0

I'm working on a python web scraper to try to grab information for a project I'm doing. I'm using it on twitter atm as I found the twitter api wouldn't grab information any older than a week. The code I'm using is:

import urllib
import urllib.request
from bs4 import BeautifulSoup as soup

my_url = 'https://twitter.com/search?q=australian%20megafauna&src=typd&lang=en'

page_html = urllib.request.urlopen(my_url)
page_soup = soup(page_html, "html.parser")

print(page_soup.title.text)

for tweet in page_soup.findAll('p', {'class': 'TweetTextSize'}, lang='en'):
    print(tweet.text)

From my understanding, the attribute part of findAll can use a colon to use as a LIKE function and that seems to work okay. the specific part of the HTML I'm looking at using 'findAll' is:

<p class="TweetTextSize  js-tweet-text tweet-text" lang="en" data-aria-
label-part="0"></p>

Now I've looked through the other tweets and they all seem to use this class however I cannot figure out why it will only return 1 tweet. Strange thing is, it's not even the first tweet (it's the second).

If someone could point me in the right direction that'd be great. Thanks.

PS: I'd also like to ask if there was a way to grab ALL the tweets. When browsing through the HTML, I found that there was a class called "stream-container" which had an element 'data-min-position' which would change whenever you scrolled down and open up new tweets. I'm thinking even if my code did work it might not be able to see ALL the results of the search and only grab from the initial page. Thanks.

Edit: noticed my code was using a url with lang='en' so a little redundant but it doesn't seem to affect it at all

2 Answers2

0

Try this:

  my_url = 'https://twitter.com/search?q=australian%20megafauna&src=typd&`lang=en'

  page_html = urllib.urlopen(myurl).read()

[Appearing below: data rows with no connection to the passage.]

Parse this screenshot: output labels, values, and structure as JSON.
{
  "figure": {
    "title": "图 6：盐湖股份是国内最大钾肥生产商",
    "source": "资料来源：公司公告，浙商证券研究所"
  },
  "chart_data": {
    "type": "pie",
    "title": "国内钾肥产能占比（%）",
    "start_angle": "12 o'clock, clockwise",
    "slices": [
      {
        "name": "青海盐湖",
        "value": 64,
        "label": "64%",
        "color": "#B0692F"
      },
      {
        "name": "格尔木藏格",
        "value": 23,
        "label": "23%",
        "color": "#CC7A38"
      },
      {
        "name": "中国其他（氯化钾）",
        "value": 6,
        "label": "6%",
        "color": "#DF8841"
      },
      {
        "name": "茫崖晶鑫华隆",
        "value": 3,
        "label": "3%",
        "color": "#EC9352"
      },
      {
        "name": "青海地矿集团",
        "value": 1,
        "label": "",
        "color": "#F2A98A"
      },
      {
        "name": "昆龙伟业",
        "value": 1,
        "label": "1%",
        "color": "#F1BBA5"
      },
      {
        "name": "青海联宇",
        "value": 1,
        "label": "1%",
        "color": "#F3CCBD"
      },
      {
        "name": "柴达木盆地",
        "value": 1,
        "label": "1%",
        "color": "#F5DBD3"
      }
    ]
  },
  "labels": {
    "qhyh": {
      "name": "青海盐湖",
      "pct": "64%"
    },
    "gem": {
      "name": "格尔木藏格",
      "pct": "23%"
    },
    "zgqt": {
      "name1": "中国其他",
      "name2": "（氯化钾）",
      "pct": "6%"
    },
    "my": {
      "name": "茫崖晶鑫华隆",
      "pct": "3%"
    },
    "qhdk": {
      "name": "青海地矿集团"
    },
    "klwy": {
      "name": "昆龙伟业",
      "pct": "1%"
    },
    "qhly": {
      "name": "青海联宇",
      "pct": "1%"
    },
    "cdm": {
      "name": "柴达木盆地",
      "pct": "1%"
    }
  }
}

It should work. With python3 you can do this:

import urllib.request
with urllib.request.urlopen(my_url) as f:
  page_html = f.read()
Mekicha
  • 811
  • 9
  • 21
  • Still only giving me that 1 tweet. Didn't really work with the ` in the url so I just removed the quotes around 'en'. – Amazed Bystander Aug 04 '17 at 10:18
  • Are you adding the `.read()` method? And `print` your `page_html` again to see if anything changed. – Mekicha Aug 04 '17 at 10:39
  • Yup, I tried once more just to make sure. The .read() method doesn't seem to work with .request before urlopen so I kept it in there. page_html still only came up with just those two, so I'm not sure whats going on. Still haven't figured out why this is happening (maybe reading off a cached version of the site?), but I suppose for selenium it opens the page in browser which i suppose helps. Thanks for all the help! – Amazed Bystander Aug 04 '17 at 11:02
  • One more question though. Are you using python2 or python3? – Mekicha Aug 04 '17 at 11:12
  • Ah, it was python3 – Amazed Bystander Aug 04 '17 at 12:02
0

Thanks for all the help. So I still haven't figured out why my urlrequest was providing me with an incomplete version of the page html. However I've found a work around using selenium as @ksai suggested.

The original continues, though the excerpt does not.